Last year, I joked about it: “Just imagine,” I said. “A petulant leader who impulsively decides to summarily drive out hundreds of thousands of immigrants, based on nothing but irrational fear.
“I know. It’s a stretch. Just humor me.”
And people laughed. But afterward, I was approached by some congregants. Wasn’t it divisive to mock the President, especially if some of us at CBE voted for him? Wasn’t I mocking them?
And I thought about it. Especially at my first service, maybe it was disrespectful. And so I apologize to those of you who to whom I showed disrespect.
But I will not apologize for criticizing the President.

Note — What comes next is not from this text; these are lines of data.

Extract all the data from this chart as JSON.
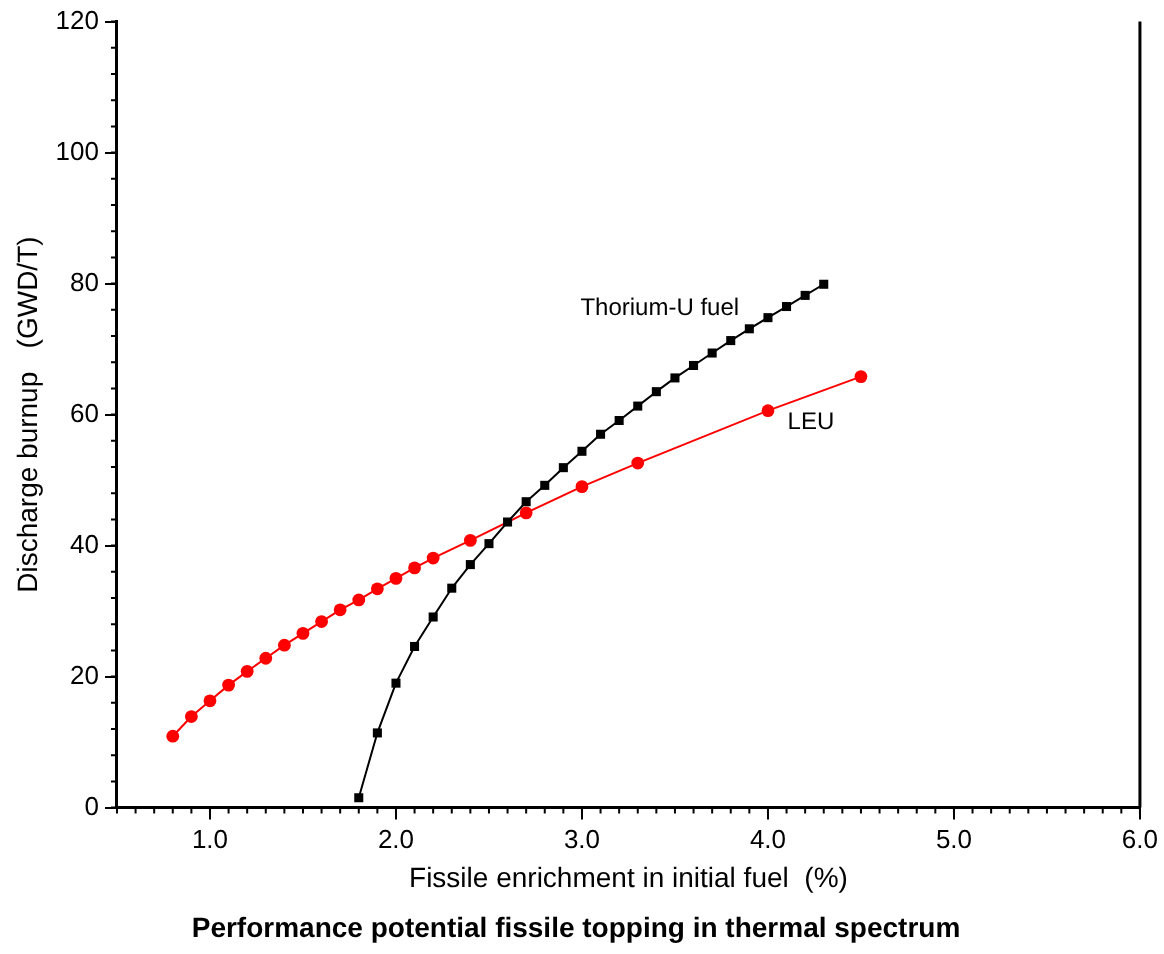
{
  "chart_data": {
    "type": "line",
    "title": "Performance potential fissile topping in thermal spectrum",
    "xlabel": "Fissile enrichment in initial fuel  (%)",
    "ylabel": "Discharge burnup   (GWD/T)",
    "xlim": [
      0.5,
      6
    ],
    "xticks": [
      {
        "value": 1,
        "label": "1.0"
      },
      {
        "value": 2,
        "label": "2.0"
      },
      {
        "value": 3,
        "label": "3.0"
      },
      {
        "value": 4,
        "label": "4.0"
      },
      {
        "value": 5,
        "label": "5.0"
      },
      {
        "value": 6,
        "label": "6.0"
      }
    ],
    "ylim": [
      0,
      120
    ],
    "yticks": [
      0,
      20,
      40,
      60,
      80,
      100,
      120
    ],
    "grid": false,
    "legend": false,
    "series": [
      {
        "name": "Thorium-U fuel",
        "color": "#000000",
        "marker": "square",
        "x": [
          1.8,
          1.9,
          2.0,
          2.1,
          2.2,
          2.3,
          2.4,
          2.5,
          2.6,
          2.7,
          2.8,
          2.9,
          3.0,
          3.1,
          3.2,
          3.3,
          3.4,
          3.5,
          3.6,
          3.7,
          3.8,
          3.9,
          4.0,
          4.1,
          4.2,
          4.3
        ],
        "values": [
          1.5,
          11.4,
          19,
          24.6,
          29.1,
          33.5,
          37.1,
          40.3,
          43.6,
          46.7,
          49.2,
          51.9,
          54.4,
          57,
          59.1,
          61.3,
          63.5,
          65.6,
          67.5,
          69.4,
          71.3,
          73.1,
          74.8,
          76.5,
          78.2,
          79.9
        ]
      },
      {
        "name": "LEU",
        "color": "#ff0000",
        "marker": "circle",
        "x": [
          0.8,
          0.9,
          1.0,
          1.1,
          1.2,
          1.3,
          1.4,
          1.5,
          1.6,
          1.7,
          1.8,
          1.9,
          2.0,
          2.1,
          2.2,
          2.4,
          2.7,
          3.0,
          3.3,
          4.0,
          4.5
        ],
        "values": [
          10.9,
          13.9,
          16.3,
          18.7,
          20.8,
          22.8,
          24.8,
          26.6,
          28.4,
          30.2,
          31.7,
          33.4,
          35,
          36.6,
          38.1,
          40.8,
          45,
          49,
          52.6,
          60.6,
          65.8
        ]
      }
    ]
  }
}
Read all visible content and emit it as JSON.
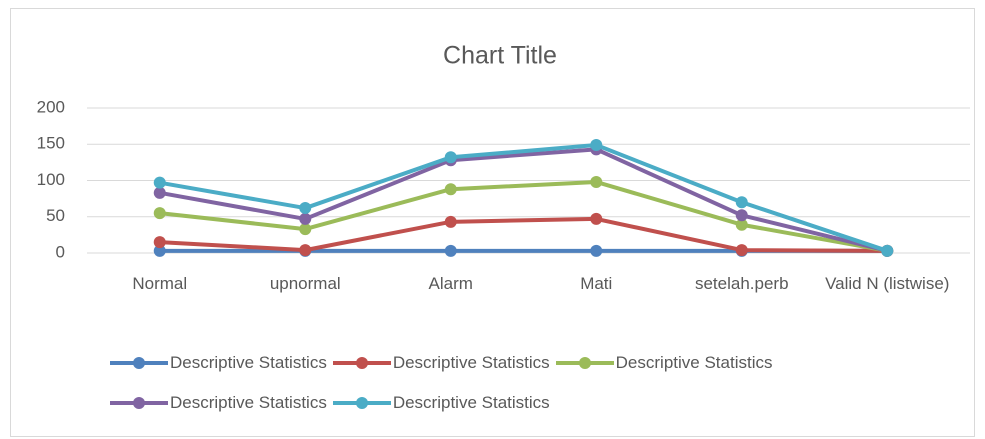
{
  "chart_data": {
    "type": "line",
    "title": "Chart Title",
    "categories": [
      "Normal",
      "upnormal",
      "Alarm",
      "Mati",
      "setelah.perb",
      "Valid N (listwise)"
    ],
    "series": [
      {
        "name": "Descriptive Statistics",
        "color": "#4f81bd",
        "values": [
          3,
          3,
          3,
          3,
          3,
          3
        ]
      },
      {
        "name": "Descriptive Statistics",
        "color": "#c0504d",
        "values": [
          15,
          4,
          43,
          47,
          4,
          3
        ]
      },
      {
        "name": "Descriptive Statistics",
        "color": "#9bbb59",
        "values": [
          55,
          33,
          88,
          98,
          39,
          3
        ]
      },
      {
        "name": "Descriptive Statistics",
        "color": "#8064a2",
        "values": [
          83,
          47,
          128,
          143,
          52,
          3
        ]
      },
      {
        "name": "Descriptive Statistics",
        "color": "#4bacc6",
        "values": [
          97,
          62,
          132,
          149,
          70,
          3
        ]
      }
    ],
    "ylim": [
      0,
      200
    ],
    "yticks": [
      0,
      50,
      100,
      150,
      200
    ],
    "grid": true,
    "legend": "bottom"
  }
}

Because a year later, after a year of witnessing what’s happening at South Bay Detention Center and the ICE office in Burlington, it feels like there’s a lot less to joke about.
If I owe anyone an apology, it’s the Franciscos and Jacobs and Juan-Carloses of our country, for not doing more, and not doing it earlier.
Because their children — like our children — deserve to be safe at home.
Because even though I was disappointed in the district’s response to the hateful attack in our town, I had the power as a rabbi to call a meeting with the superintendent. I had the connections to involve local clergy to help me. I trusted that speaking up would not put me in any danger, physically or legally.
And, just as assuredly, immigrants in our country do not enjoy any of those privileges.
And that has everything to do with those who hold power in our country. And it has everything to do with the forces of racism and xenophobia that have allowed those people to come to power.
It’s our job as Jews to protect Jewish bodies, to insist on physical safety for Jews — whether or not it makes some non-Jews uncomfortable.
But it’s also our job to protect Jewish souls, to insist that Jews stand up for our spiritual mission to advocate for the poor and the immigrant, to stand up to the privileged and powerful — whether or not it makes some Jews uncomfortable.
The reminder this week comes from the most unlikely of sources. A non-Jewish prophet who talks to a donkey. But Bilaam, unwittingly, becomes a model for all other prophets — speaking poetry in defiance of the mightiest of kings.
It is not why Balak hired him.
To Balak the xenophobe, it is not polite.
In the context of a culture of hate, it is not civil.
Rather, it is a bold blessing upon all the Israelite tents that they are beautiful and holy and sacred — a blessing so bold that it reverberates to us here, now, so bold that we say it every morning in our morning davvening.
Is that not the job of religion? To declare all homes holy? Is it not the job of religion to take note of the forgotten and forsaken?
Is it not the job of Judaism to turn their curses into blessings?
Since Balaam was a non-Jewish prophet, I’ll close with a teaching from another non-Jew — Reverend Amy Lunde-Whitler.
Reverend Amy sat with our colleagues and me yesterday, as we all discussed Jews and justice, Jesus and Moses, religion and redemption.
As religious leaders, Amy said, “It’s not our job to be ‘nice,’” She continued, “It’s our job to shine the light of God in the world.”
May this house shine that light throughout Acton, throughout Boxborough, throughout all the world.
And may all God’s children live in tents of blessing, in spaces of sanctuary, in houses of safety and sweetness and love.